Zabudowane są w tej chwili podcienia na całym narożniku budynku. Z tego, co widać, prace, które są prowadzone. To nie tylko zabudowanie tymi dobudówkami. Widać, że właściciele, czyli firma Heritage Shop & Wine szykują się tutaj na dłuższy pobyt, bo są też szyby zespolone i ta altana przypomina obiekt stały — mówił Michał Krasucki.
Okazuje się, że pomimo zakazów w środku podcieni nadal trwają prace budowlane. Jak relacjonuje konserwator, doszło tam do całkowitej dewastacji.

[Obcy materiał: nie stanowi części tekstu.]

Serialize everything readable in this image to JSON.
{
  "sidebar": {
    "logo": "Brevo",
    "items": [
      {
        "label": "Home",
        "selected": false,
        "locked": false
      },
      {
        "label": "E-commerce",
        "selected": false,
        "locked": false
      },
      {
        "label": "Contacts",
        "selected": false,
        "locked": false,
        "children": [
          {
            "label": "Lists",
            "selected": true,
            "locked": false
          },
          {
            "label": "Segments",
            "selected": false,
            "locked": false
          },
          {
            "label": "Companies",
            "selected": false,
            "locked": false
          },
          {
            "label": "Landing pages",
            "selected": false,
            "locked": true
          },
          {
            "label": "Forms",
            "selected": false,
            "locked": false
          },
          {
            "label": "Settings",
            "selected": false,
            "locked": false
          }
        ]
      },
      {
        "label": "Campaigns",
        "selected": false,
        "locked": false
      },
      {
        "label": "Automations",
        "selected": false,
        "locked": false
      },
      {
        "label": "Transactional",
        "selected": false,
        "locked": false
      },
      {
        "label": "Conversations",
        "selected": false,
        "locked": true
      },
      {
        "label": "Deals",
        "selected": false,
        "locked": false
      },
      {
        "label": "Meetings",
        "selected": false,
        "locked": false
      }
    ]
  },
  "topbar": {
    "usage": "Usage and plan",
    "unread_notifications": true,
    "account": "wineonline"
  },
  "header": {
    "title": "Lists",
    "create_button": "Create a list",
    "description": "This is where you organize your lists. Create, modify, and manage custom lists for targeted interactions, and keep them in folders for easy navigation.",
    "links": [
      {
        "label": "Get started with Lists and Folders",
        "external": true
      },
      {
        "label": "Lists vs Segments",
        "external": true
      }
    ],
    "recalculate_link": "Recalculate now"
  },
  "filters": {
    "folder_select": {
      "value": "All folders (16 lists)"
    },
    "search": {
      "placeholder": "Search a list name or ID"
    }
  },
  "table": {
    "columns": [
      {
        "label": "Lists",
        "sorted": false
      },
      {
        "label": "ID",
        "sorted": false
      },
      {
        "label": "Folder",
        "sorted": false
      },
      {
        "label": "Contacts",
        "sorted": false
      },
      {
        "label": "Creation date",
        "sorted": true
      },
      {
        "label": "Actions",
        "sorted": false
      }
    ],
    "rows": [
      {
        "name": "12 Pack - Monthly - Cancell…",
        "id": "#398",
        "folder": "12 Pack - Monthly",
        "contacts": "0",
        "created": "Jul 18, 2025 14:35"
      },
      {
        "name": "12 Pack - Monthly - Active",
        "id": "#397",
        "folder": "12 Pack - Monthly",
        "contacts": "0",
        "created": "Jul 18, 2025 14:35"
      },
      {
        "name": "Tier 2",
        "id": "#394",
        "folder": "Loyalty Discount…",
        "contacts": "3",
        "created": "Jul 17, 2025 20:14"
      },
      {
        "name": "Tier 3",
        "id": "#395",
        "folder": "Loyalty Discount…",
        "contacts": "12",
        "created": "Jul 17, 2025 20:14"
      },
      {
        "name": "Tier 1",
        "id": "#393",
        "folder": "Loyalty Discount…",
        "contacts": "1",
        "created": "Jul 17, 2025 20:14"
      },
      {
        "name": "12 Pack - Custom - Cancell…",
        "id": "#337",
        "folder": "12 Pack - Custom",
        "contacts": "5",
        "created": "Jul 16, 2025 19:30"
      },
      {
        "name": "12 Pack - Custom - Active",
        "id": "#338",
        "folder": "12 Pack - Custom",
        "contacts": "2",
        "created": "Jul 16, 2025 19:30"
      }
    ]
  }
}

W środku mamy całkowitą dewastację podcienia i wprowadzanie pewnych elementów, które są na stałe przytwierdzone do architektury. Przede wszystkim wygrodzenie nowym stropem. Chyba mamy wykonywane też jakieś instalacje. To nie tylko zawłaszczenie przestrzeni publicznej i pieszej, ale też dodatkowo ingerencje fizyczne w zabytek — mówi Michał Krasucki.
Dewastacja nie tylko na zewnątrz, ale też w środku
Jak relacjonuje Michał Krasucki, zabudowana nie jest tylko zewnętrzna strona podcieni. Samowolka budowlana ingeruje także w samą zabytkową architekturę.
Widać, że w tym miejscu cała ta zabudowa ingeruje w samą architekturą. Na elewacji przy okazji zabudowy zwykłą chamską farbą pomalowano te podcienia. Coś co powinno podlegać kompleksowej elewacji niestety jest niszczone — mówi Michał Krasucki.
Ktoś zakleił nazwę lokalu na nielegalnej zabudowie
W pewnym momencie reporter Radia Kolor zauważył ludzi, którzy zaklejali nazwę Heritage Shop & Wine na witrynie nielegalnie zbudowanych pawilonów. Podszedł do nich, pytając kim są i dlaczego to robią, jednak zareagowali nerwowo i unikali rozmowy.
My przechodniami jesteśmy tylko — zaprzeczały osoby, które zaklejały nazwę lokalu.
Konserwator: zgłoszę sprawę na policję
W sprawie samowolki na placu Zbawiciela trwa już postępowanie urzędu mazowieckiego konserwatora. Domaga się on natychmiastowej rozbiórki zabudowy. Osobom odpowiedzialnym za te działania grozi także kara finansowa nawet do pół miliona złotych. Ale to nie wszystko. Michał Krasucki zapowiada, że sprawę zgłosi na policję.
Zdecydowanie, wiem, że wojewódzki konserwator zgłasza sprawę na policję, my także będziemy. Na pewno będziemy chcieli, żeby były wyciągnięte konsekwencje. A do powiatowego inspektora budowlanego zgłosimy się, by to jak najszybciej rozebrać — mówi stołeczny konserwator.
Tę informację potwierdza rzecznik Mazowieckiego Wojewódzkiego Konserwatora Zabytków Andrzej Mizera.
Nasi pracownicy byli na miejscu, lokal był zamknięty, nie mogli wejść do środka. Porobili kilka zdjęć, na tej podstawie będziemy zawiadamiać prokuraturę z tytułu ewentualnych nielegalnych prac przy zabytku — powiedział Andrzej Mizera.